1 Introduction

Efficient indexing is an increasingly important area in computer science. Indexing techniques have been improved to deal with searches on large collections of data. However, it has been found that the indexing processes become more difficult. It is difficult to compare these techniques [1,2,3], their effectiveness depend on different factors (type of data, quality of the computing machine, etc.). Formally, a metric space is defined for a family of elements that are comparable through a given distance. The distance function measures the dissimilarity between two elements from a given database, in such a way that smaller distances correspond to more similar elements. Let \(\mathcal {O}\) be a set of elements. Let \(d : \mathcal {O}\times \mathcal {O}\rightarrow \mathbb {R}^+\) be a distance function, which verifies: (i) non-negativity: \(\forall (x, y) \in \mathcal {O}^2, d(x, y) \ge 0\), (ii) reflexivity: \(\forall x \in \mathcal {O}, d(x, x) = 0\), (iii) symmetry: \(\forall (x, y) \in \mathcal {O}^2, d(x, y) = d(y, x)\), and (iv) triangle inequality: \(\forall (x, y, z) \in \mathcal {O}^3, d(x, y) + d(y, z) \le d(x, z)\). The concept of metric space is rather simple and leads to a limited number of possibilities for querying an actual database of such elements. These are called similarity queries and several variants exist. We consider k nearest neighbor (kNN) searches, i.e., searching for the k closest objects with respect to a query object. There are two main types of similarity queries: the range and the k-nearest neighbor queries.

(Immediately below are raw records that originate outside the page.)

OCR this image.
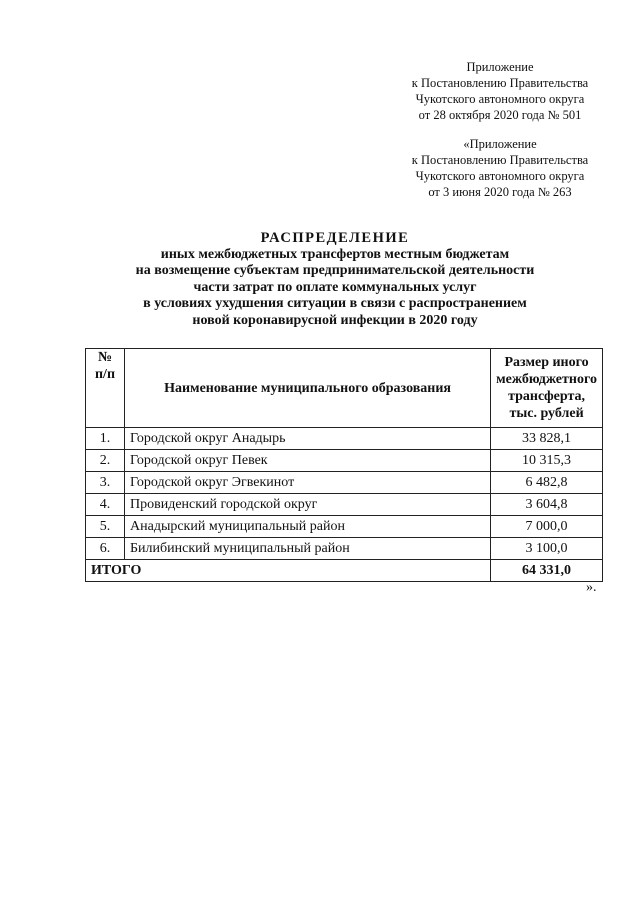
Приложение
к Постановлению Правительства
Чукотского автономного округа
от 28 октября 2020 года № 501
«Приложение
к Постановлению Правительства
Чукотского автономного округа
от 3 июня 2020 года № 263
РАСПРЕДЕЛЕНИЕ
иных межбюджетных трансфертов местным бюджетам
на возмещение субъектам предпринимательской деятельности
части затрат по оплате коммунальных услуг
в условиях ухудшения ситуации в связи с распространением
новой коронавирусной инфекции в 2020 году
№
п/п	Наименование муниципального образования	Размер иного межбюджетного трансферта, тыс. рублей
1.	Городской округ Анадырь	33 828,1
2.	Городской округ Певек	10 315,3
3.	Городской округ Эгвекинот	6 482,8
4.	Провиденский городской округ	3 604,8
5.	Анадырский муниципальный район	7 000,0
6.	Билибинский муниципальный район	3 100,0
ИТОГО		64 331,0
».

Let \(q \in \mathcal {O}\) be a query point and \(k \in \mathbb {N}\) be the expected number of answers.

Then \((\mathcal {O}, d, q, k)\) defines a kNN query, the value of which is \(S \subseteq \mathcal {O}\) such that \(|S| = k\) (unless \(|\mathcal {O}| < k\)) and \(\forall (s, o) \in S \times \mathcal {O}, d(q, s) \le d(q, o)\).

The main factor that influence the efficiency of search algorithms, when the dimension increases is called the “dimensionality-curse problem”. The current methods have proven to be unreliable, it becomes hard to store, manage, and analyze this amount of data. This problem is caused by inherent deficiencies of space partitioning, and also, the overlap factor between regions that will influence subsequent performance search algorithms. So the problem is still open. An efficient structure is based on a better grouping of similar objects in compact clusters. In a previous work [4], we led our researches on indexing via tree structure. It is based on the successive division of the space with the spheres. It is a technique that leads to simpler data structures, and therefore simple algorithms.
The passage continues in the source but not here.